Molecular Physiology of Magnesium in Cardiovascular System and Pathobiology of Hypomagnesaemia in Cardiovascular Diseases

Abstract

Magnesium, the fourth most abundant cation in the human body, is involved in several essential physiological, biochemical, and cellular processes regulating cardiovascular function. Mammalian cells regulate Mg²⁺ concentration through specialized influx and efflux transport systems that have only recently been characterized. Mg²⁺ influx is controlled by recently cloned transporters including Mrs2p, SLC41A1, SLC41A1, ACDP2, MagT1, TRPM6 and TRPM7. Magnesium efflux occurs via Na^2+-dependent and Na^2+-independent pathways.

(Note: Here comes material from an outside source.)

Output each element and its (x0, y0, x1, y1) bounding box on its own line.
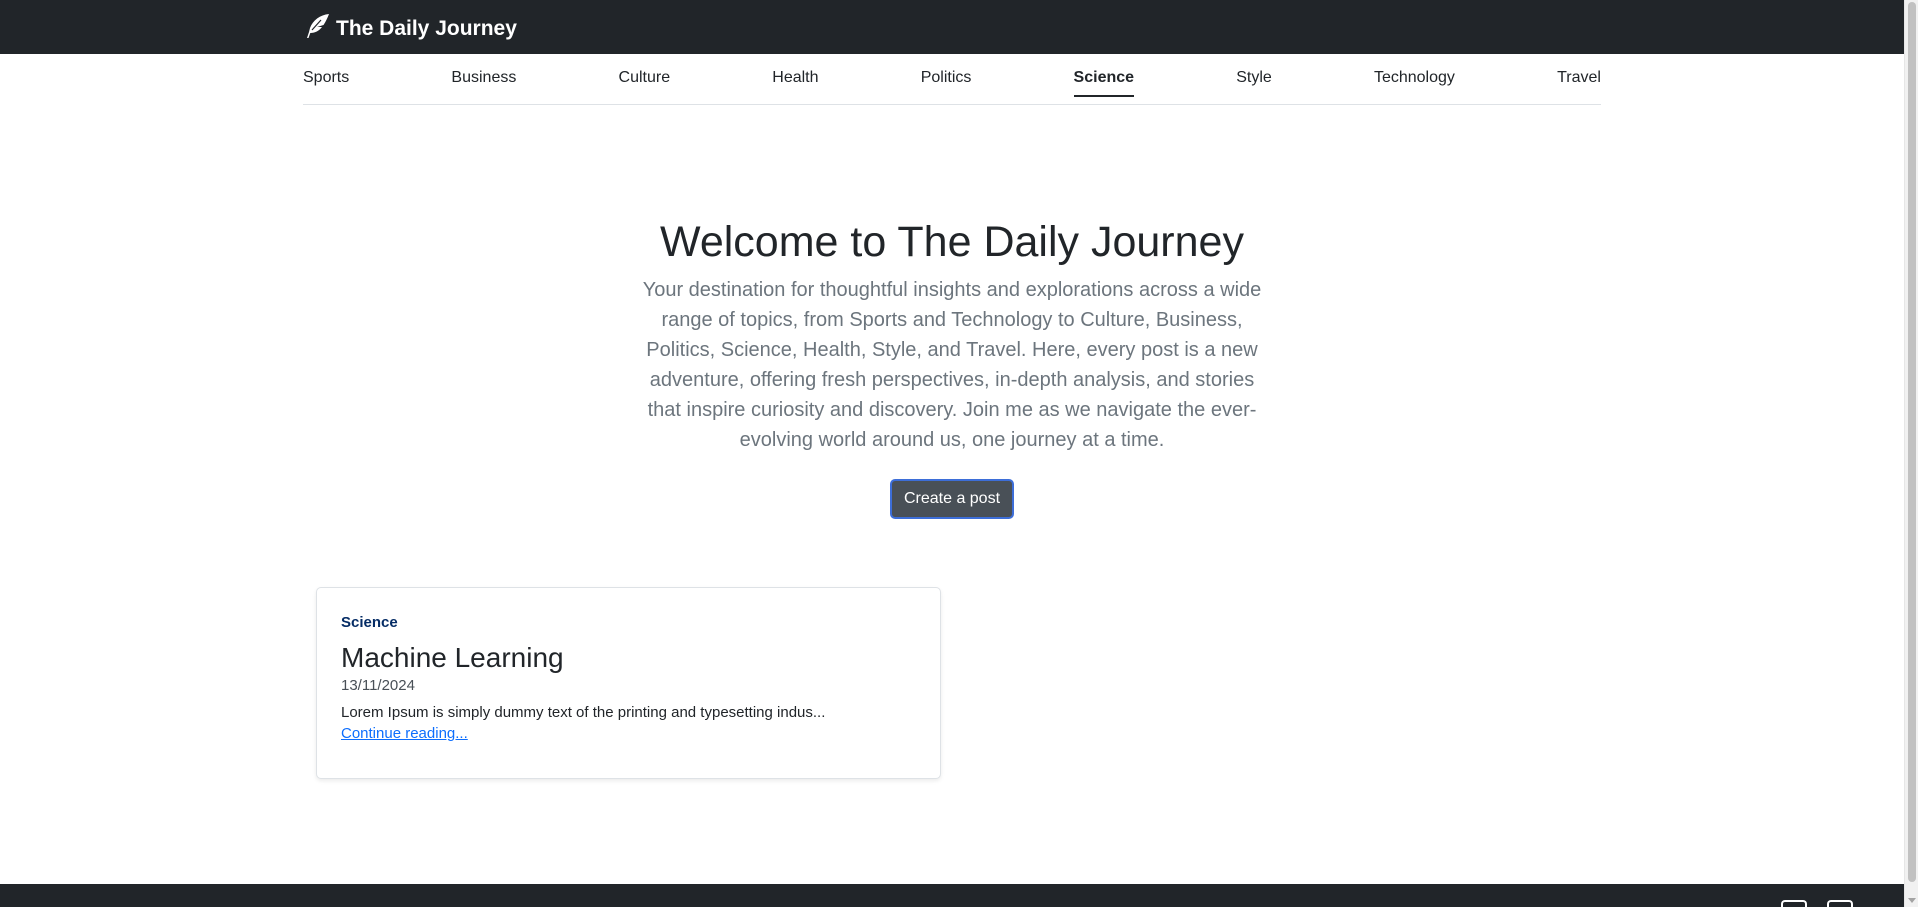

It plays a critical role in modulating vascular smooth muscle tone, endothelial cell function, and myocardial excitability and is thus central to the pathogenesis of several cardiovascular disorders such as hypertension, atherosclerosis, coronary artery disease, congestive heart failure, and cardiac arrhythmias. Much research is still needed to clarify the exact mechanisms of Mg²⁺ regulation in the cardiovascular system and the implications of aberrant transcellular Mg²⁺ transport in the pathogenesis of cardiovascular disease. This review discusses the vasodilatory, anti-inflammatory, anti-ischemic, and antiarrhythmic properties of magnesium and its current role in the prevention and treatment of cardiovascular disorders.